I just formulated the docstring. Using the doc, imported libs and function signature, it generated an (almost) functional code:

Pretty impressive. After just one or two manual bug sweeps, the code passed all the testcases! Final script:

import ast
from typing import List

def parse_imports(code: str) -> List[str]:
    """
    Parse all the imports in the code using ast module.
    Imports of the form 'from x import y' should be appended as 'x.y'. 
		Ignore any alias. Append each import type to a list 
		and return the sorted list.
    """
    symbols = []
    for node in ast.walk(ast.parse(code)):
        if isinstance(node, ast.Import):
            for name in node.names:
                symbols.append(name.name)
        elif isinstance(node, ast.ImportFrom):
            for name in node.names:
                symbols.append(node.module + '.' + name.name)
    print(code, symbols)
    return sorted(symbols)
    

# Examples
print(parse_imports('import os'))
print(parse_imports('import os\\nfrom typing import List'))

Implications

Although it could not beat all its human counterparts, it ranked an impressive #96 on the leaderboard. In all fairness, the competition paradigm was many-to-some — everyone faced the same five problems. So, Codex will have a rich data of differentiated prompts for the same set of problems. It might give the AI a learning edge (in the case of concurrent active learning). Still, for competing against top-notch programmers, top 100 is quite a feat. I mean, contrast the statistics below (Codex vs Avg. player):

Problem vs cumulative time-taken (source). Also, yup, I'll win an OpenAI t-shirt!

Does this mean I should start scouting career options? Can Codex just self-optimise and outcompete all programmers? I doubt it.

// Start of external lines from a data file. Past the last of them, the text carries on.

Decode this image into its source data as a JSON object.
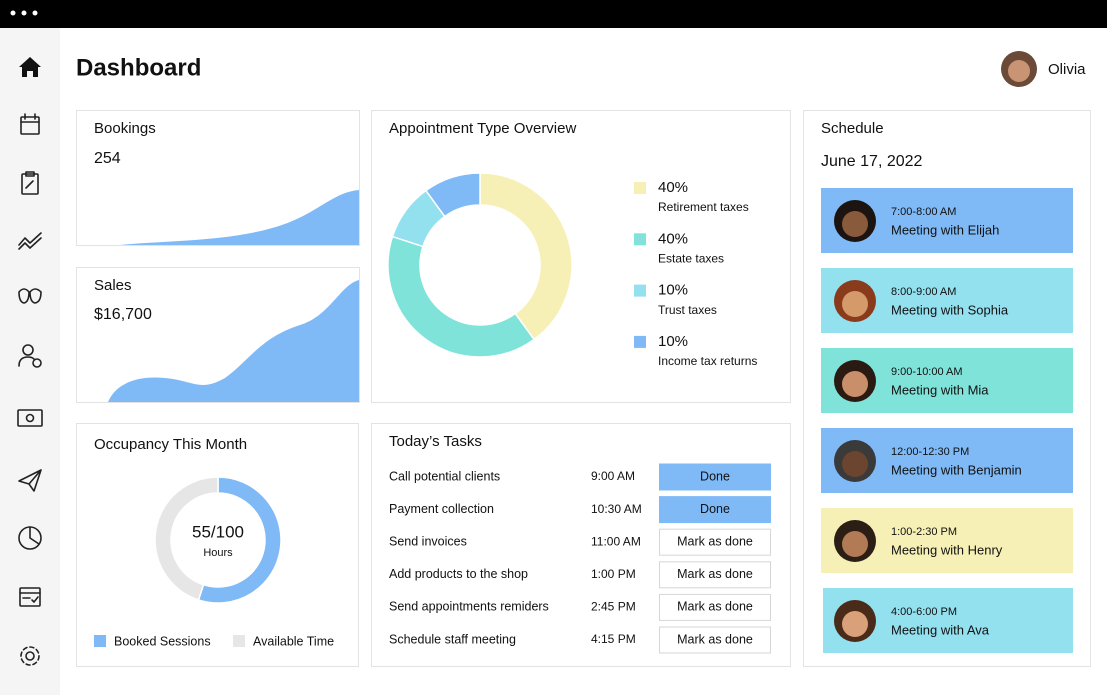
{
  "header": {
    "title": "Dashboard",
    "user": "Olivia"
  },
  "bookings": {
    "title": "Bookings",
    "value": "254"
  },
  "sales": {
    "title": "Sales",
    "value": "$16,700"
  },
  "appointment_overview": {
    "title": "Appointment Type Overview",
    "chart_data": {
      "type": "pie",
      "categories": [
        "Retirement taxes",
        "Estate taxes",
        "Trust taxes",
        "Income tax returns"
      ],
      "values": [
        40,
        40,
        10,
        10
      ],
      "value_labels": [
        "40%",
        "40%",
        "10%",
        "10%"
      ],
      "colors": [
        "#f7f0b6",
        "#7fe3da",
        "#93e0ef",
        "#7fbaf7"
      ]
    }
  },
  "occupancy": {
    "title": "Occupancy This Month",
    "chart_data": {
      "type": "pie",
      "categories": [
        "Booked Sessions",
        "Available Time"
      ],
      "values": [
        55,
        45
      ],
      "colors": [
        "#7fbaf7",
        "#e6e6e6"
      ],
      "center_label": "55/100",
      "center_sublabel": "Hours"
    }
  },
  "tasks": {
    "title": "Today’s Tasks",
    "rows": [
      {
        "task": "Call potential clients",
        "time": "9:00 AM",
        "status": "Done",
        "completed": true
      },
      {
        "task": "Payment collection",
        "time": "10:30 AM",
        "status": "Done",
        "completed": true
      },
      {
        "task": "Send invoices",
        "time": "11:00 AM",
        "status": "Mark as done",
        "completed": false
      },
      {
        "task": "Add products to the shop",
        "time": "1:00 PM",
        "status": "Mark as done",
        "completed": false
      },
      {
        "task": "Send appointments remiders",
        "time": "2:45 PM",
        "status": "Mark as done",
        "completed": false
      },
      {
        "task": "Schedule staff meeting",
        "time": "4:15 PM",
        "status": "Mark as done",
        "completed": false
      }
    ]
  },
  "schedule": {
    "title": "Schedule",
    "date": "June 17, 2022",
    "items": [
      {
        "time": "7:00-8:00 AM",
        "title": "Meeting with Elijah",
        "color": "#7fbaf7"
      },
      {
        "time": "8:00-9:00 AM",
        "title": "Meeting with Sophia",
        "color": "#93e0ef"
      },
      {
        "time": "9:00-10:00 AM",
        "title": "Meeting with Mia",
        "color": "#7fe3da"
      },
      {
        "time": "12:00-12:30 PM",
        "title": "Meeting with Benjamin",
        "color": "#7fbaf7"
      },
      {
        "time": "1:00-2:30 PM",
        "title": "Meeting with Henry",
        "color": "#f7f0b6"
      },
      {
        "time": "4:00-6:00 PM",
        "title": "Meeting with Ava",
        "color": "#93e0ef"
      }
    ]
  }
}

Okay, let us go first-principles. Codex trained on public code repos. Now the underlying framework of weights and biases is impossible to entertain. So let us take a spherical cow approach. The constituents of its dataset will probably form a logarithmic distribution. Majority of the train split comprised of overlapping, generic, non-complex solutions (like database CRUDs). Basis this (sensible) hypothesis, we can assert that 80% of its statistical prowess lies in solving small, low cognitive, well-defined, pure functions.

Building webpages, APIs, 3rd party integrations, database CRUDs, etc. — 80% of non-creative, repetitive tasks can probably be automated. Going by the Pareto principle, the rest 20% — non-generalisable, complex, abstract problems — that take up 80% of cognitive bandwidth, will survive. But this is good news. Codex will handle all the tedious tasks, while programmers focus on the most creative jobs.

Once a programmer knows what to build, the act of writing code can be thought of as (1) breaking a problem down into simpler problems, and (2) mapping those simple problems to existing code (libraries, APIs, or functions) that already exist. The latter activity is probably the least fun part of programming (and the highest barrier to entry), and it’s where OpenAI Codex excels most.

Individual Problem Comparison

Alluded to above, it outperformed me (singleton, for problems 1 & 2). Teamed up, however, I yielded a far greater performance metric. Complement, not replacement.

Software is eating the world. Apparently, at the expense of atoms. Yet, this asymmetrically entitled ecosystem is inaccessible to most. Programming demands a logical constitution. Tools like OpenAI Codex can loosen these constraints. Help dissolve the clique.

For programmers, these tools act as excellent appendages. Programming languages are, by definition, means of communication with computers. Consider Codex to be a level-n programming language (with intermediate transpilation). One step closer, in the overarching thread of symbiosis.